The real color representation of the spectral images can be used to discriminate between different structures in tissue. To investigate the sensitivity of the real color RGB representation to noise and its uniqueness for the structural features in skin, ternary plots of the RGB values are made (see
). These ternary plots display the relative contribution of the R, G, and B values for selected pixels. Five ROIs are selected: epidermal cells (EC), partly melanized EC, melanized EC, collagen and elastic fibers. The values of the pixels in these ROIs are overlaid in one plot. The ternary representation of unbinned pixels is not sufficient to uniquely identify components. By averaging over N = 9 and N = 25, however, clearly non-overlapping clouds of pixels are observed for most of the ROIs. The RGB values of the pixels containing elastic fibers are, however, very similar to the ones that represent partly melanized epidermal cells. This is not surprising since the spectra are very similar (see ). Since they are located in a different layer of the skin, it is nevertheless easy to separate them.
Fig. 6 (Top) Effect of spectral averaging on the quality of real color RGB images. For each pixel, the spectrum is averaged over N = 1 (blue area and spectrum), N = 9 (red) or 25 pixels (green); the intensity is not averaged, see text. (Center) RGB images of (more ...)

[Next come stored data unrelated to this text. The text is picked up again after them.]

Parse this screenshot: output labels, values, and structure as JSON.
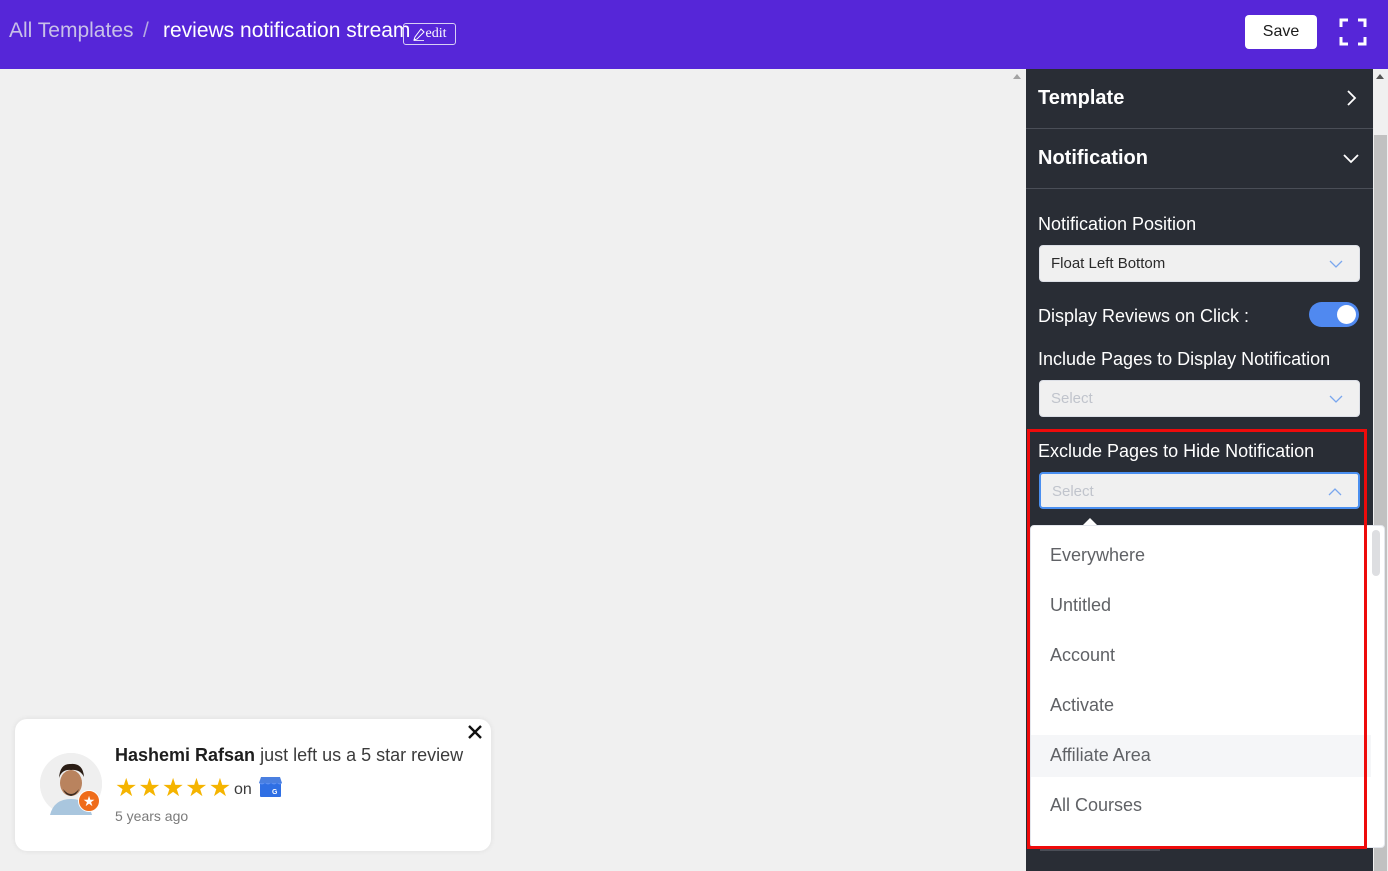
{
  "header": {
    "breadcrumb_root": "All Templates",
    "breadcrumb_separator": "/",
    "template_name": "reviews notification stream",
    "edit_label": "edit",
    "save_label": "Save",
    "brand_color": "#5626d8"
  },
  "preview": {
    "reviewer_name": "Hashemi Rafsan",
    "message": "just left us a 5 star review",
    "rating": 5,
    "max_rating": 5,
    "on_label": "on",
    "platform_icon": "google-my-business-icon",
    "time_ago": "5 years ago"
  },
  "panel": {
    "sections": [
      {
        "title": "Template",
        "expanded": false
      },
      {
        "title": "Notification",
        "expanded": true
      }
    ],
    "notification_position": {
      "label": "Notification Position",
      "value": "Float Left Bottom"
    },
    "display_reviews_on_click": {
      "label": "Display Reviews on Click :",
      "enabled": true,
      "accent_color": "#5089f0"
    },
    "include_pages": {
      "label": "Include Pages to Display Notification",
      "placeholder": "Select"
    },
    "exclude_pages": {
      "label": "Exclude Pages to Hide Notification",
      "placeholder": "Select",
      "open": true,
      "options": [
        "Everywhere",
        "Untitled",
        "Account",
        "Activate",
        "Affiliate Area",
        "All Courses"
      ],
      "hovered_option": "Affiliate Area"
    },
    "highlight_color": "#ee0b0b"
  }
}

In conclusion, the fast nonlinear spectral imaging method presented here provides a powerful means to record images of in vivo human skin. Due to the use of an EMCCD based spectrograph, image acquisition time is significantly reduced and sensitivity is increased compared to systems equipped with regular CCD cameras. Importantly, this system affords real time correction for background by the simultaneous recording of background spectra. In combination with real color visualization it provides a rapid and photon efficient way to obtain color contrasted images that can be employed to readily identify regions of interest in the specimen. Further analyses of such regions can be carried out by utilizing the full wavelength resolution of the spectrograph. Here, clear differences it is shown that different emission spectra are obtained for the epidermal cells with different levels of melanin. Moreover, the ternary representation of R, G, and B values of their spectra allows for the discrimination between the different epidermal cells: melanized, partly melanized and nonmelanized cells. Future work will be devoted to spectral unmixing of the individual spectral components in the skin. This is of special interest for studies on e.g. the distribution of melanin between the different skin phototypes.